2. Het traject van harmonisatie

Harmoniseren van onderwijswetgeving is een beleidsinhoudelijke operatie. Evenals het onderwijsveld wil ik toe naar een meer gepaste afstand van de overheid tot de afzonderlijke onderwijssectoren. Dat betekent een stelsel met meer ruimte voor de instellingen en de professionals. Dit alles uiteraard binnen verantwoorde kaders, en gepaard gaand met toezicht.

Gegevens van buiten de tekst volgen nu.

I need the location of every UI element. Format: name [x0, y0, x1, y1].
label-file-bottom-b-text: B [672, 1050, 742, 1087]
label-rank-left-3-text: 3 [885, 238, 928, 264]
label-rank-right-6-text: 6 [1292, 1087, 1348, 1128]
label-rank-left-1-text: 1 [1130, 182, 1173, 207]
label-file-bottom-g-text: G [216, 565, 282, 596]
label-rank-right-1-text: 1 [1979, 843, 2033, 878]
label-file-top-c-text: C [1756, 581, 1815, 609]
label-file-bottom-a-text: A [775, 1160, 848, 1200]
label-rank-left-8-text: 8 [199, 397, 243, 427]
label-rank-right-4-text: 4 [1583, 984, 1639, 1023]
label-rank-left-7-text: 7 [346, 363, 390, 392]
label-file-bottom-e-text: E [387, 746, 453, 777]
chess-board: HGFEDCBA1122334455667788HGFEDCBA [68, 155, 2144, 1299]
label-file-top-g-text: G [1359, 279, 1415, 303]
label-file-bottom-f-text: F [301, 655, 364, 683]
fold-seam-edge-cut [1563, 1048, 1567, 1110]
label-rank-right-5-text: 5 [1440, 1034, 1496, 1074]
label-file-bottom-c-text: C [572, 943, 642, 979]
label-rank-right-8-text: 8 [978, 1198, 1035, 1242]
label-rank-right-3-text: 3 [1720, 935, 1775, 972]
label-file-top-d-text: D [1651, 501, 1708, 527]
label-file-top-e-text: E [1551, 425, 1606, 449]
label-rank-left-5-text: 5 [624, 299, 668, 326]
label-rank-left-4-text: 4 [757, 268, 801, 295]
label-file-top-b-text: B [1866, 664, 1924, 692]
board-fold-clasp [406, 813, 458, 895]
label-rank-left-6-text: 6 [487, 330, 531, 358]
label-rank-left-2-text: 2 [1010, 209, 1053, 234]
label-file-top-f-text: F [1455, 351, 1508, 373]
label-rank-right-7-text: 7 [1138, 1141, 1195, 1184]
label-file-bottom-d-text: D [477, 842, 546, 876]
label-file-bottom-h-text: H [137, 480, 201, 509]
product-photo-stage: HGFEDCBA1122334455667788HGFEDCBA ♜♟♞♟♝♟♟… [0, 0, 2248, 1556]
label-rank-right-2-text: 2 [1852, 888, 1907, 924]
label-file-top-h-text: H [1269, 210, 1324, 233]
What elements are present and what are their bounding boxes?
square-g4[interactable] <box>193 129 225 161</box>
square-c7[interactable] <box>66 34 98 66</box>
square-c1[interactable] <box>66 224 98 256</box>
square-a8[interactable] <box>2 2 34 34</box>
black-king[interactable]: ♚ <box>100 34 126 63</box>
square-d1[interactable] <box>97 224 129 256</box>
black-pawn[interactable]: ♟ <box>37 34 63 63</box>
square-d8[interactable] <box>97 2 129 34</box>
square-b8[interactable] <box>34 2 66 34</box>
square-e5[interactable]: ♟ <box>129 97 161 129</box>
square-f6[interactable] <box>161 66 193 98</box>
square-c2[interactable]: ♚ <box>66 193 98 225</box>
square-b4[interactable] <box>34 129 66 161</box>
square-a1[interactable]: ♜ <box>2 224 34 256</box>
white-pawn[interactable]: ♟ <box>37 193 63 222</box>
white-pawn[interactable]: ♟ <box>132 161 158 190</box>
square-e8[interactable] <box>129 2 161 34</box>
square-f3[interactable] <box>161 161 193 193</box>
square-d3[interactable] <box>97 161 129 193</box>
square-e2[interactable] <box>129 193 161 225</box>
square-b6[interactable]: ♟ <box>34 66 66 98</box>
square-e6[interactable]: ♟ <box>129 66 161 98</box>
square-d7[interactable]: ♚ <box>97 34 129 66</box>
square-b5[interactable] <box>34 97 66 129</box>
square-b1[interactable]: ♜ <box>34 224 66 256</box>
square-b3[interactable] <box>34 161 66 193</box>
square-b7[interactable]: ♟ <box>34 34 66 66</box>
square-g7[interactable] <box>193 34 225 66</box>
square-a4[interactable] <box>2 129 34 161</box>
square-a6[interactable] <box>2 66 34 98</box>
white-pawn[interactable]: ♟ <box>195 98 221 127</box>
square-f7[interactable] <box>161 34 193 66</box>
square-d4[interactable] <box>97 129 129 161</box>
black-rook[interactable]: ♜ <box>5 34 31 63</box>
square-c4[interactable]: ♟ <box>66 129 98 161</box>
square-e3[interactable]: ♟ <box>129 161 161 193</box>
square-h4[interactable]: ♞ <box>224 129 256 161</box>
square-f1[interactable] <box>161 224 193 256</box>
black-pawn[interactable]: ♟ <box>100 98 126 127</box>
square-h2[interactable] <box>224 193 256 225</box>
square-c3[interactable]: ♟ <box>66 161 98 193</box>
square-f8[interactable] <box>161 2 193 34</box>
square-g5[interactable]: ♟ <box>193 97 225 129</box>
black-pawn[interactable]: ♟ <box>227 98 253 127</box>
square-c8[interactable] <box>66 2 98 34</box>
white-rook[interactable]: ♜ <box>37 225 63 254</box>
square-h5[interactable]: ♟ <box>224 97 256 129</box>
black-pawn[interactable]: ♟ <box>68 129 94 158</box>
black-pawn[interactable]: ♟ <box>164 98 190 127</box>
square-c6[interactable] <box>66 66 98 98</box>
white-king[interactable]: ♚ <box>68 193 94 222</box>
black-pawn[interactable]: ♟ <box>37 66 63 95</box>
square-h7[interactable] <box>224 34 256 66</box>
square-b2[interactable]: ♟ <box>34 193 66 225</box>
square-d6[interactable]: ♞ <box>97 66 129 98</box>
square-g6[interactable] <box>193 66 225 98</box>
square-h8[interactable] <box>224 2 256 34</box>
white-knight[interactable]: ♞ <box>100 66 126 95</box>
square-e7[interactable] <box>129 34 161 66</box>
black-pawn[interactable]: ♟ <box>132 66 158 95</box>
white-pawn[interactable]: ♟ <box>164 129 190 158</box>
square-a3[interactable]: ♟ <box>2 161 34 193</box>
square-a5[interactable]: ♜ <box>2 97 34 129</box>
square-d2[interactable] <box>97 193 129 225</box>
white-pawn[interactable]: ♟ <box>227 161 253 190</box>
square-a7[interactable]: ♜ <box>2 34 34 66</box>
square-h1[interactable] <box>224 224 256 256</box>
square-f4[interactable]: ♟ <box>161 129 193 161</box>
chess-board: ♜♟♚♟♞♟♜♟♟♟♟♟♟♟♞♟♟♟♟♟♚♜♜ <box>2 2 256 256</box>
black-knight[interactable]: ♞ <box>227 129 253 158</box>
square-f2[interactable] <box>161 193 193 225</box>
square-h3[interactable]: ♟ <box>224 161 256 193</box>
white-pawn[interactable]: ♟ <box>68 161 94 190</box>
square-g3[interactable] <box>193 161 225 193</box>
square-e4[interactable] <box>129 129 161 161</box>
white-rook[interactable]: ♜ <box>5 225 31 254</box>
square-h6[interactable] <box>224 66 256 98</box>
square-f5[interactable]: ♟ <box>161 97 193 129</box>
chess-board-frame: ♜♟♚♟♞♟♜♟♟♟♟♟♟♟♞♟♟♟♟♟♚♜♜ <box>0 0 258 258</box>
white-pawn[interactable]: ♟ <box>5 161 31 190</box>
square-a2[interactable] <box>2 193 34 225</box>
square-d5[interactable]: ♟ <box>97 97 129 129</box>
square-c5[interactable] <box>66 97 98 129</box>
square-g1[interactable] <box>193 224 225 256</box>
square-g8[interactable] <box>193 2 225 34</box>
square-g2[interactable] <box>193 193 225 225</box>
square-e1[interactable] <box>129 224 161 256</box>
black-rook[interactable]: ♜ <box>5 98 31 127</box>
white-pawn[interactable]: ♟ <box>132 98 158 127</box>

De bestuurlijke relaties tussen OCW en het onderwijsveld zijn nu nog geregeld in vijf afzonderlijke sectorwetten, vaak op verschillende wijze. Een grotere afstand is niet te bereiken door zonder meer allerlei regels te schrappen. Voordat daartoe kan worden overgegaan zullen eerst de beginselen, de principes achter die regels herijkt moeten worden. Pas daarna kan de detaillering worden verlaten en kunnen regels worden geschrapt.

Ik wil enerzijds onderzoeken wat de gemeenschappelijke leidende principes zijn voor alle vijf de sectoren. Anderzijds wil ik onderzoeken wat de reden is van de verschillen tussen de regels voor de afzonderlijke sectoren, welk principe er achter die regels zit, wat de verschillen rechtvaardigt en of de verschillen ook inderdaad gerechtvaardigd zijn. De gemeenschappelijke principes wil ik – uiteraard uitsluitend waar nodig – vastleggen in regels die dan voor alle sectoren kunnen gelden. Hoe beter ik daarin slaag, hoe minder reden er is om vijf afzonderlijke sectorwetten in stand te houden .

Ik verwacht overigens dat niet alles kan worden herleid tot algemene regels. Op een aantal punten blijft er zeker behoefte aan sectorspecifieke voorschriften. Bovendien is het denkbaar dat waar enerzijds sectorspecifieke voorschriften kunnen worden losgelaten, anderzijds tegelijk de centrale principes in aantal en omvang kunnen toenemen. Maar ik zou willen vragen om onszelf de ruimte, de kans te geven om dit op die manier aan te gaan pakken.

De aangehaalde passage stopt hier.